Hannah, la protagonista de La vida..., es una sobreviviente de horrores infilmables, de aberraciones incalificables que la han marcado por fuera y por dentro. “En estado de coma emocional”, la define la directora. Aunque ha sido asistida por Genefke, la joven es una autómata que va a su trabajo en una fábrica, vuelve, se lava en su baño donde se apilan los jabones (detalle elocuente), come la misma comida a diario. Hasta que el azar la pone frente a otra persona herida, Josef, un hombre que por intentar salvar a un compañero de las llamas, sufrió graves quemaduras y está temporariamente ciego. El primer signo del despertar de la sensibilidad de Ana es su reacción ante la rica comida que dejó Josef: se sienta en un escalón y devora con ansiedad los restos. Así empieza esta preciosa historia de amor entre dos extraños con un pasado pesado.

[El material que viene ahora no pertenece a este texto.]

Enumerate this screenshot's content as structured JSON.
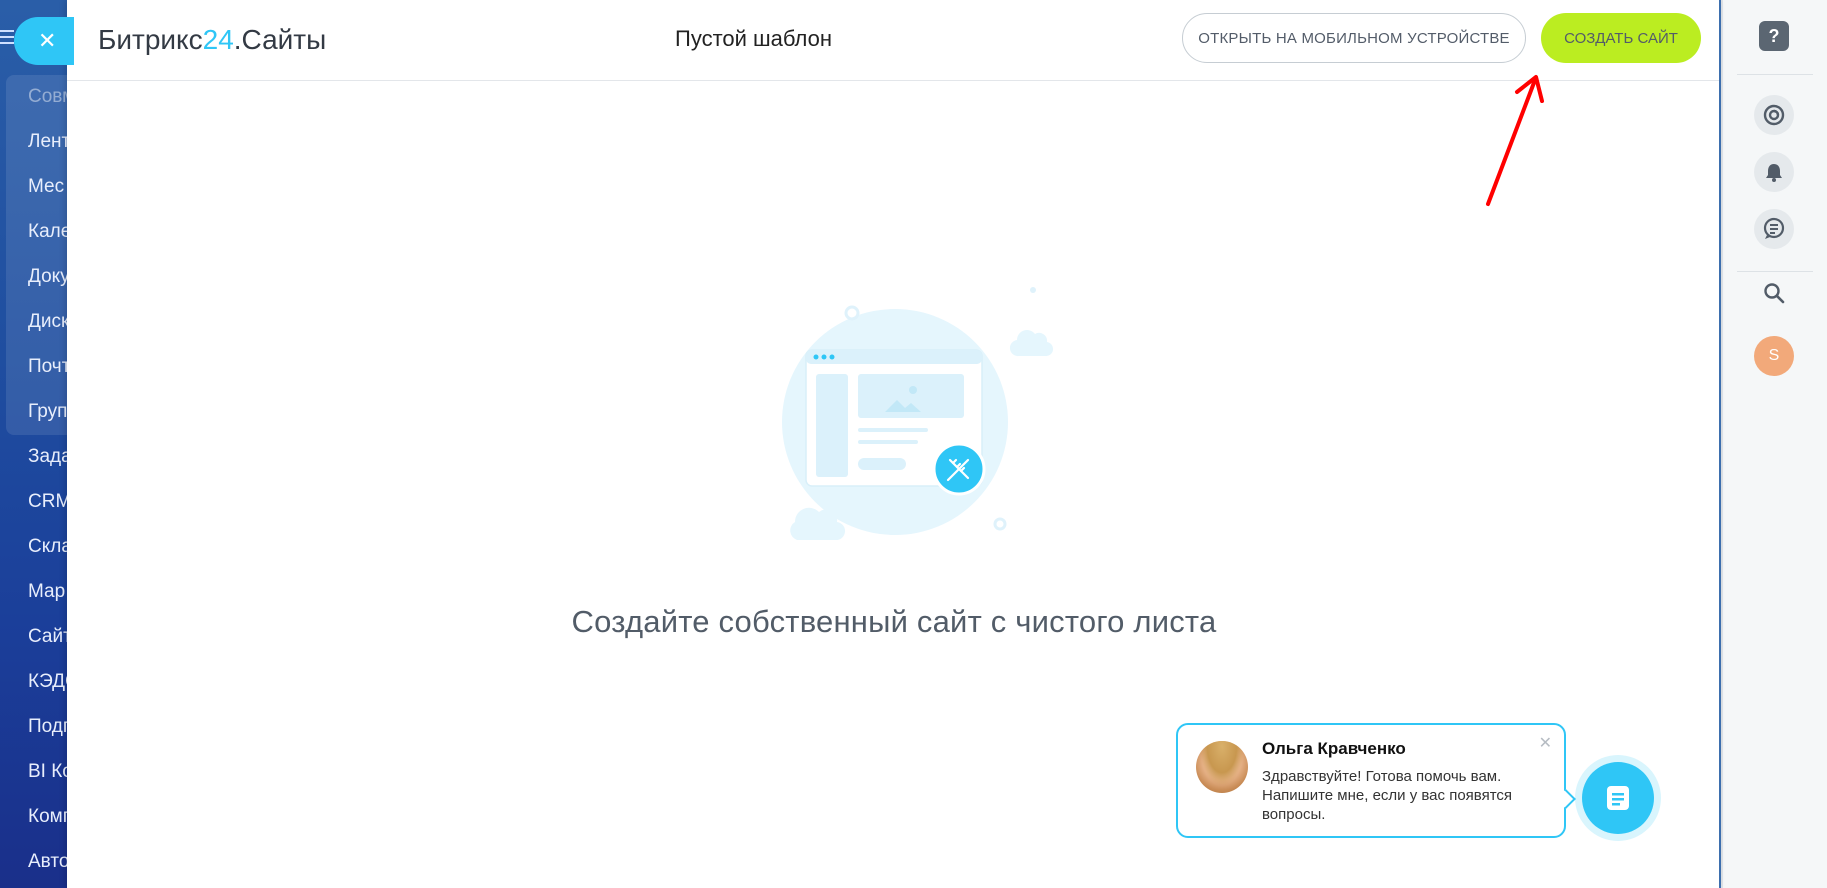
{
  "left_nav": {
    "items": [
      "Совм",
      "Лент",
      "Мес",
      "Кале",
      "Доку",
      "Диск",
      "Почт",
      "Груп",
      "Зада",
      "CRM",
      "Скла",
      "Мар",
      "Сайт",
      "КЭДС",
      "Подг",
      "BI Ко",
      "Комп",
      "Авто"
    ]
  },
  "header": {
    "logo_main": "Битрикс",
    "logo_accent": "24",
    "logo_suffix": ".Сайты",
    "title": "Пустой шаблон",
    "mobile_button": "Открыть на мобильном устройстве",
    "create_button": "Создать сайт"
  },
  "close_icon": "✕",
  "main": {
    "empty_text": "Создайте собственный сайт с чистого листа"
  },
  "chat": {
    "name": "Ольга Кравченко",
    "message": "Здравствуйте! Готова помочь вам. Напишите мне, если у вас появятся вопросы.",
    "close": "✕"
  },
  "right_bar": {
    "help": "?",
    "user_initial": "S"
  },
  "colors": {
    "accent": "#2fc6f6",
    "create_button": "#bbed21",
    "annotation": "#ff0000"
  },
  "icons": [
    "close-icon",
    "help-icon",
    "support-icon",
    "bell-icon",
    "chat-list-icon",
    "search-icon",
    "pencil-ruler-icon",
    "chat-icon"
  ]
}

Y si las quemaduras de Josef están en parte a la vista, las cicatrices de Hannah, que le horadan el pecho, serán ofrecidas a las caricias del quemado luego del angustioso relato acerca de cómo fueron cruelmente provocadas. Un relato que ella hace en tercera persona, como si ese secuestro junto a otras quince mujeres, seguido de violaciones y torturas reiteradas durante un interminable cautiverio, le hubiese sucedido a una amiga alegre, que estudiaba y amaba la literatura. “Eran soldados de los nuestros, hablaban nuestro propio idioma”, llora con desconsuelo Hannah antes de acurrucarse junto al acongojado Josef.
Después de curar su cuerpo, el hombre va en busca de la chica que se fue sin despedirse. Primero visita a la propia Genefke, quien le da algunas claves de la situación actual de Hannah (“para algunas personas, la vergüenza de haber sobrevivido es más grande que el dolor, y puede durar para siempre”) y le dice que hubo algo más, “cosas que ni usted ni yo seríamos capaces de soportar”. Luego de visitar el archivo, le explica por qué guardan la grabación de los testimonios de tantas Hannah: “Antes de poner en marcha el Holocausto, Hitler se reunió con sus colaboradores y les dijo: ‘¿Quién se acuerda hoy del exterminio de los armenios?’. Han pasado diez años y ya nadie habla de la Guerra de los Balcanes”. Salvo Isabel Coixet en La vida secreta de las palabras, donde además hay estupendas interpretaciones, humor, defensa de la ecología y la voz en off de una niña, quizás una hija que Hannah tuvo en cautiverio y no sobrevivió. Empero, a pesar de tantos pesares, este film noble y balsámico se atreve a apostar a la esperanza.